Performance Results

mikeb01 edited this page Sep 25, 2012 · 6 revisions

The results of latency and throughput testing against a queue implementation

Performance Results (Disruptor 1.x)

We tested the performance of the disruptor in a number of graph configurations and measured the latency and throughput against a queue-based implementation.

Configurations

Throughput Performance Testing

As a reference we choose Doug Lea’s excellent java.util.concurrent.ArrayBlockingQueue which has the highest performance of any bounded queue based on our testing. The tests are conducted in a blocking programming style to match that of the Disruptor. The tests cases detailed below are available in the Disruptor open source project.

Note: running the tests requires a system capable of executing at least 4 threads in parallel.
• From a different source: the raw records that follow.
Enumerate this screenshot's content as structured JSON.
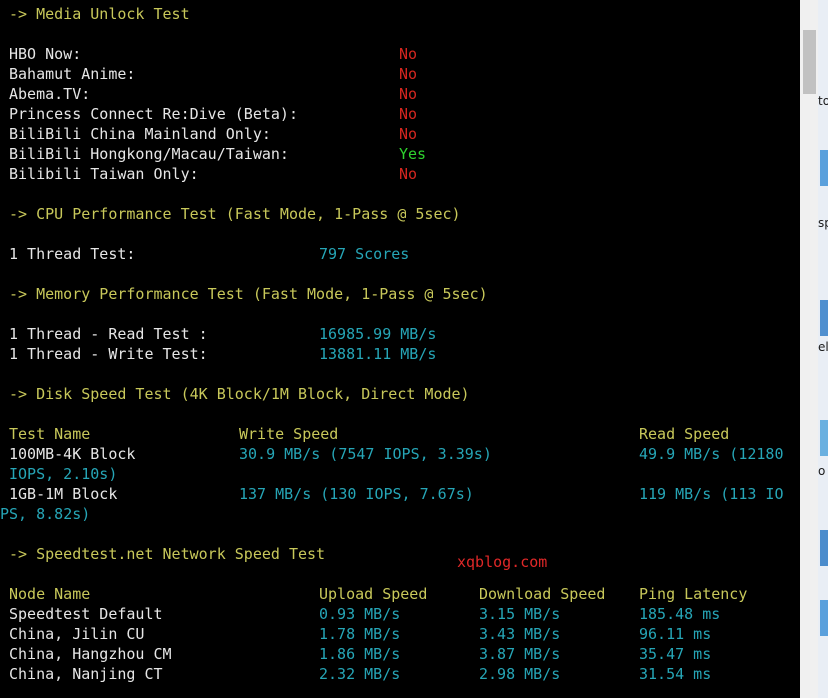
{
  "media_header": "-> Media Unlock Test",
  "media": [
    {
      "name": "HBO Now:",
      "result": "No",
      "ok": false
    },
    {
      "name": "Bahamut Anime:",
      "result": "No",
      "ok": false
    },
    {
      "name": "Abema.TV:",
      "result": "No",
      "ok": false
    },
    {
      "name": "Princess Connect Re:Dive (Beta):",
      "result": "No",
      "ok": false
    },
    {
      "name": "BiliBili China Mainland Only:",
      "result": "No",
      "ok": false
    },
    {
      "name": "BiliBili Hongkong/Macau/Taiwan:",
      "result": "Yes",
      "ok": true
    },
    {
      "name": "Bilibili Taiwan Only:",
      "result": "No",
      "ok": false
    }
  ],
  "cpu_header": "-> CPU Performance Test (Fast Mode, 1-Pass @ 5sec)",
  "cpu": {
    "label": "1 Thread Test:",
    "value": "797 Scores"
  },
  "memory_header": "-> Memory Performance Test (Fast Mode, 1-Pass @ 5sec)",
  "memory": [
    {
      "label": "1 Thread - Read Test :",
      "value": "16985.99 MB/s"
    },
    {
      "label": "1 Thread - Write Test:",
      "value": "13881.11 MB/s"
    }
  ],
  "disk_header": "-> Disk Speed Test (4K Block/1M Block, Direct Mode)",
  "disk_columns": [
    "Test Name",
    "Write Speed",
    "Read Speed"
  ],
  "disk_rows": [
    {
      "name": "100MB-4K Block",
      "write": "30.9 MB/s (7547 IOPS, 3.39s)",
      "read": "49.9 MB/s (12180",
      "wrap": "IOPS, 2.10s)"
    },
    {
      "name": "1GB-1M Block",
      "write": "137 MB/s (130 IOPS, 7.67s)",
      "read": "119 MB/s (113 IO",
      "wrap": "PS, 8.82s)"
    }
  ],
  "speedtest_header": "-> Speedtest.net Network Speed Test",
  "watermark": "xqblog.com",
  "speed_columns": [
    "Node Name",
    "Upload Speed",
    "Download Speed",
    "Ping Latency"
  ],
  "speed_rows": [
    {
      "node": "Speedtest Default",
      "upload": "0.93 MB/s",
      "download": "3.15 MB/s",
      "ping": "185.48 ms"
    },
    {
      "node": "China, Jilin CU",
      "upload": "1.78 MB/s",
      "download": "3.43 MB/s",
      "ping": "96.11 ms"
    },
    {
      "node": "China, Hangzhou CM",
      "upload": "1.86 MB/s",
      "download": "3.87 MB/s",
      "ping": "35.47 ms"
    },
    {
      "node": "China, Nanjing CT",
      "upload": "2.32 MB/s",
      "download": "2.98 MB/s",
      "ping": "31.54 ms"
    }
  ],
  "desktop_fragments": [
    "to",
    "sp",
    "el",
    "o"
  ],
  "colors": {
    "header": "#c8c85a",
    "text": "#e6e6e6",
    "fail": "#d4261f",
    "pass": "#2ed22e",
    "value": "#26a6b7",
    "watermark": "#e02828"
  }
}
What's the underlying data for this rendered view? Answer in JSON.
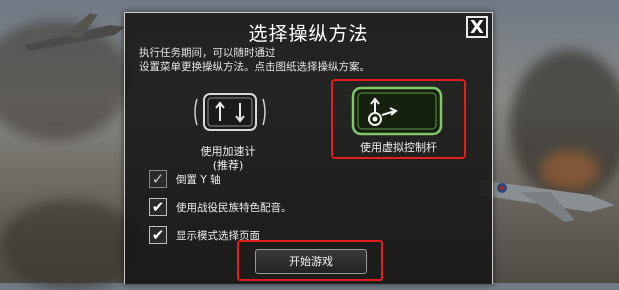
{
  "dialog": {
    "title": "选择操纵方法",
    "close_label": "X",
    "description_line1": "执行任务期间，可以随时通过",
    "description_line2": "设置菜单更换操纵方法。点击图纸选择操纵方案。"
  },
  "schemes": [
    {
      "label_line1": "使用加速计",
      "label_line2": "(推荐)",
      "icon": "tilt-phone-icon",
      "selected": false
    },
    {
      "label_line1": "使用虚拟控制杆",
      "label_line2": "",
      "icon": "virtual-joystick-phone-icon",
      "selected": true
    }
  ],
  "options": [
    {
      "label": "倒置 Y 轴",
      "checked": true,
      "check_glyph": "✓"
    },
    {
      "label": "使用战役民族特色配音。",
      "checked": true,
      "check_glyph": "✔"
    },
    {
      "label": "显示模式选择页面",
      "checked": true,
      "check_glyph": "✔"
    }
  ],
  "start_button": {
    "label": "开始游戏"
  },
  "colors": {
    "highlight": "#e31e1e",
    "joystick_green": "#7fc86a",
    "panel_bg": "#161616"
  }
}
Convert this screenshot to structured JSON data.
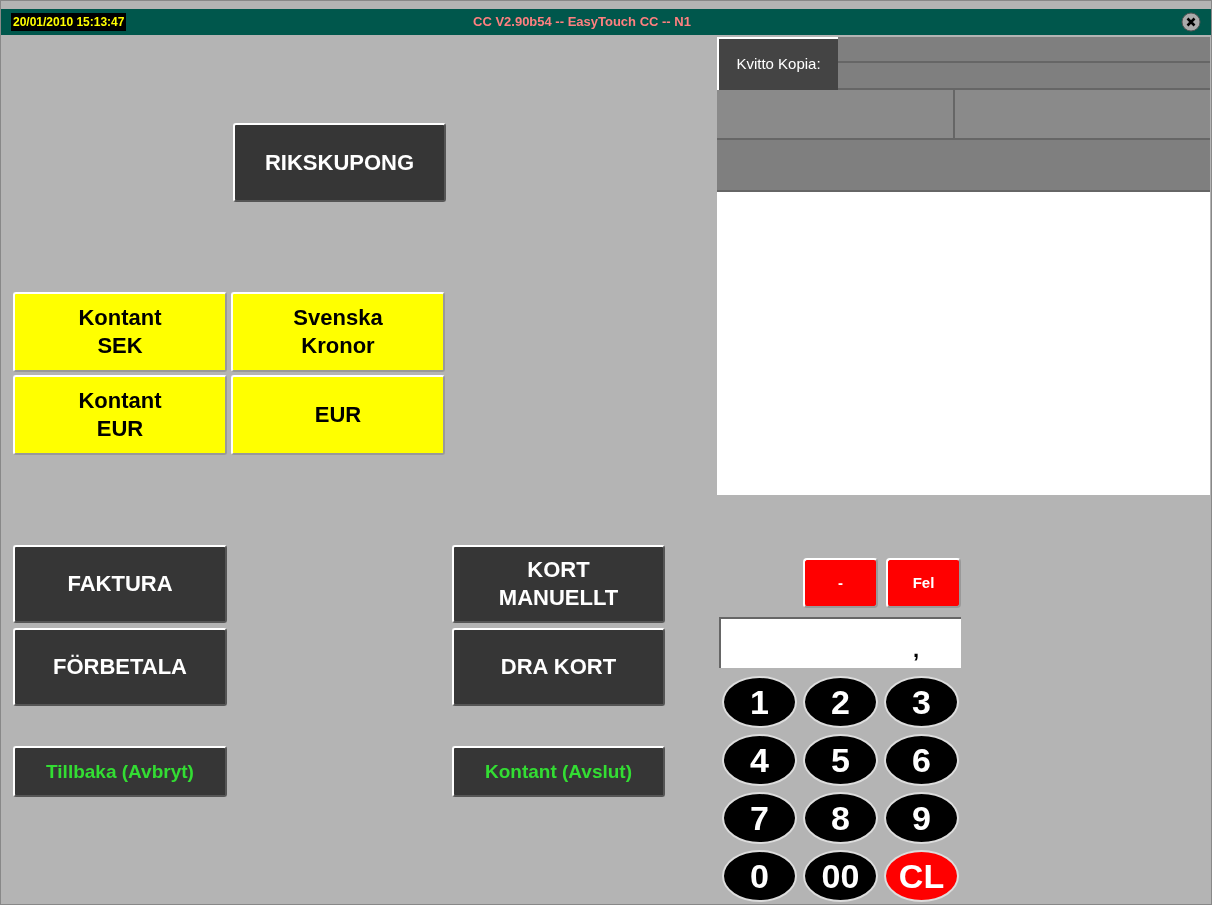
{
  "title_bar": {
    "datetime": "20/01/2010 15:13:47",
    "title": "CC V2.90b54 -- EasyTouch CC -- N1"
  },
  "coupon_button": {
    "label": "RIKSKUPONG",
    "kind": "dark"
  },
  "currency_buttons": [
    {
      "label": "Kontant\nSEK",
      "kind": "yellow"
    },
    {
      "label": "Svenska\nKronor",
      "kind": "yellow"
    },
    {
      "label": "Kontant\nEUR",
      "kind": "yellow"
    },
    {
      "label": "EUR",
      "kind": "yellow"
    }
  ],
  "payment_buttons": [
    {
      "label": "FAKTURA",
      "kind": "dark"
    },
    {
      "label": "FÖRBETALA",
      "kind": "dark"
    },
    {
      "label": "KORT\nMANUELLT",
      "kind": "dark"
    },
    {
      "label": "DRA KORT",
      "kind": "dark"
    }
  ],
  "action_buttons": [
    {
      "label": "Tillbaka (Avbryt)",
      "kind": "action"
    },
    {
      "label": "Kontant (Avslut)",
      "kind": "action"
    }
  ],
  "receipt": {
    "copy_button": "Kvitto Kopia:"
  },
  "keypad": {
    "function_keys": [
      "-",
      "Fel"
    ],
    "display": ",",
    "keys": [
      {
        "label": "1",
        "kind": "number"
      },
      {
        "label": "2",
        "kind": "number"
      },
      {
        "label": "3",
        "kind": "number"
      },
      {
        "label": "4",
        "kind": "number"
      },
      {
        "label": "5",
        "kind": "number"
      },
      {
        "label": "6",
        "kind": "number"
      },
      {
        "label": "7",
        "kind": "number"
      },
      {
        "label": "8",
        "kind": "number"
      },
      {
        "label": "9",
        "kind": "number"
      },
      {
        "label": "0",
        "kind": "number"
      },
      {
        "label": "00",
        "kind": "number"
      },
      {
        "label": "CL",
        "kind": "clear"
      }
    ]
  }
}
Nehalem 2.8Ghz – Windows 7 SP1 64-bit

Comparative throughput (in ops per sec)

Array Blocking Queue Disruptor
Unicast: 1P – 1C 5,339,256 25,998,336
Pipeline: 1P – 3C 2,128,918 16,806,157
Sequencer: 3P – 1C 5,539,531 13,403,268
Multicast: 1P – 3C 1,077,384 9,377,871
Diamond: 1P – 3C 2,113,941 16,143,613

Sandy Bridge 2.2Ghz – Linux 2.6.38 64-bit

Comparative throughput (in ops per sec)

Array Blocking Queue Disruptor
Unicast: 1P – 1C 4,057,453 22,381,378
Pipeline: 1P – 3C 2,006,903 15,857,913
Sequencer: 3P – 1C 2,056,118 14,540,519
Multicast: 1P – 3C 260,733 10,860,121
Diamond: 1P – 3C 2,082,725 15,295,197

Latency Performance Testing

To measure latency we take the three stage pipeline and generate events at less than saturation. This is achieved by waiting 1 microsecond after injecting an event before injecting the next and repeating 50 million times. To time at this level of precision it is necessary to use time stamp counters from the CPU. We choose CPUs with an invariant TSC because older processors suffer from changing frequency due to power saving and sleep states. Intel Nehalem and later processors use an invariant TSC which can be accessed by the latest Oracle JVMs running on Ubuntu 11.04. No CPU binding has been employed for this test. For comparison we use the ArrayBlockingQueue once again.

We could have used ConcurrentLinkedQueue which is likely to give better results but we want to use a bounded queue implementation to ensure producers do not outpace consumers by creating back pressure.

The results below are for 2.2Ghz Core i7-2720QM running Java 1.6.0_25 64-bit on Ubuntu 11.04.

Array Blocking Queue (ns) Disruptor (ns)
Mean Latency 32,757 52
99% observations less than 2,097,152 128
99.99% observations less than 4,194,304 8,192

Mean latency per hop for the Disruptor comes out at 52 nanoseconds compared to 32,757 nanoseconds for ArrayBlockingQueue. Profiling shows the use of locks and signalling via a condition variable are the main cause of latency for the ArrayBlockingQueue.

Note: It is worth playing with JVM configuration in conjunction with different settings for Hyper Threading, C States, SMI Interrupts and binding the JVM threads to specific core groups away from system interrupts. These changes can make a significant difference to latency results.